Dann tauchen üblicherweise Fragen auf wie: Haben wir uns nach den Jahren, in denen sich alles rund um die Kinder gedreht hat, noch etwas zu sagen? Was machen wir mit der nun unverplanten Zeit? Können wir das noch, einfach nur Paar sein? Verstehen wir uns überhaupt noch und was verbindet uns?

Diese Zeit ist für viele Paare – die jetzt nicht mehr hauptsächlich Eltern sind – schwierig. Man ist einfach nicht gewohnt, so viel Zeit miteinander zu verbringen. Die Beziehung war nicht so wichtig, ist eher nebenher gerannt oder wenn gerade mal Zeit war. Man ist einander nun manchmal fast fremd und muss wieder aktiv mit der Beziehungspflege beginnen.

Wir glauben, dass das auch anders geht!

Für uns war klar, dass unsere Ehe an erster Stelle steht, denn wir glauben, dass es wirklich stimmt: Glückliche Eltern – glückliche Kinder!
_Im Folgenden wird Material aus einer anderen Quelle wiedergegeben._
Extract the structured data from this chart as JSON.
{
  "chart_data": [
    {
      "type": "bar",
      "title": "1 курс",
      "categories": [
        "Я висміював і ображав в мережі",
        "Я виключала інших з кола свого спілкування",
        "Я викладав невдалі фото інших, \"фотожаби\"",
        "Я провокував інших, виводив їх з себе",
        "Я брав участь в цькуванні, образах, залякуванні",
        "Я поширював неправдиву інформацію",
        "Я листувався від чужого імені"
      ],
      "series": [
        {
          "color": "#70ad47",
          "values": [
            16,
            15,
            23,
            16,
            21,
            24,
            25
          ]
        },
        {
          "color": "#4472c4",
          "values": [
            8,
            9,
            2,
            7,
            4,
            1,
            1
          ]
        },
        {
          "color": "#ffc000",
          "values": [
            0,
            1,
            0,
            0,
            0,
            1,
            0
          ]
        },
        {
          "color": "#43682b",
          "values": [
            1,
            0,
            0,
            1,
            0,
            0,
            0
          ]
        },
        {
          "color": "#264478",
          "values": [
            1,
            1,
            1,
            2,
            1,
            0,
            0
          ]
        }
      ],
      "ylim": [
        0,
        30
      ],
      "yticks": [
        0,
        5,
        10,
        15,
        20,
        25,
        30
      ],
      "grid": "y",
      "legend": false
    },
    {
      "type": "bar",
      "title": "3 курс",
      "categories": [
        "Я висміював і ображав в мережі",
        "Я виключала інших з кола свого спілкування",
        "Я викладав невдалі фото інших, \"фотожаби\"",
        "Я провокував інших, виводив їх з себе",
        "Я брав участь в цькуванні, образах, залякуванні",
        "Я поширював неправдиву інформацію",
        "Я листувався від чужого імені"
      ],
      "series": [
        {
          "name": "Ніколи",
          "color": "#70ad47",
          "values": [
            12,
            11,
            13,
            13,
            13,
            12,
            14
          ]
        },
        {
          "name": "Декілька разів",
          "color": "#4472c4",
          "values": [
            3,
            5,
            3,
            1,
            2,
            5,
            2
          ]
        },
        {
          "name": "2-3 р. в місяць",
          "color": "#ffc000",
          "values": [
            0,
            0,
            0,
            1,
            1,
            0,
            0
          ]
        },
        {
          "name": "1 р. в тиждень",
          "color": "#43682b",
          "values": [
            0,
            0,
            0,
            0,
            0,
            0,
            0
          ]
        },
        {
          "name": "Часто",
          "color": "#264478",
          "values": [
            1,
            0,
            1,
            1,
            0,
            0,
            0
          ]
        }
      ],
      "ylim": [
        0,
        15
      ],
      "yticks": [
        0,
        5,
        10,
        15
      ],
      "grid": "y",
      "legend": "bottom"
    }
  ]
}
Das heißt für uns: wenn wir miteinander glücklich sind, strahlt das auf unsere Umgebung aus und am nähesten stehen uns unsere Kinder. Unsere Ehe soll immer stabiler und beständiger werden, sie soll ja noch lange nachdem unsere Kinder selber erwachsen sind halten!
Wir sind auch ganz klar das Vorbild für unsere eigenen Kinder. Von uns lernen sie, wie eine Ehe sein kann und das ist ausschlaggebend für ihre eigenen Wünsche und Vorstellungen. Ein Ehepartner soll nicht einfach nur anwesend sein – nein! Der Partner ist gleichzeitig der beste Freund, der treueste Unterstützer, die Anlaufstelle für Probleme und Sorgen und der Mensch, mit dem man über alles reden, lachen und auch schweigen kann. Das muss für unsere Kinder spürbar sein!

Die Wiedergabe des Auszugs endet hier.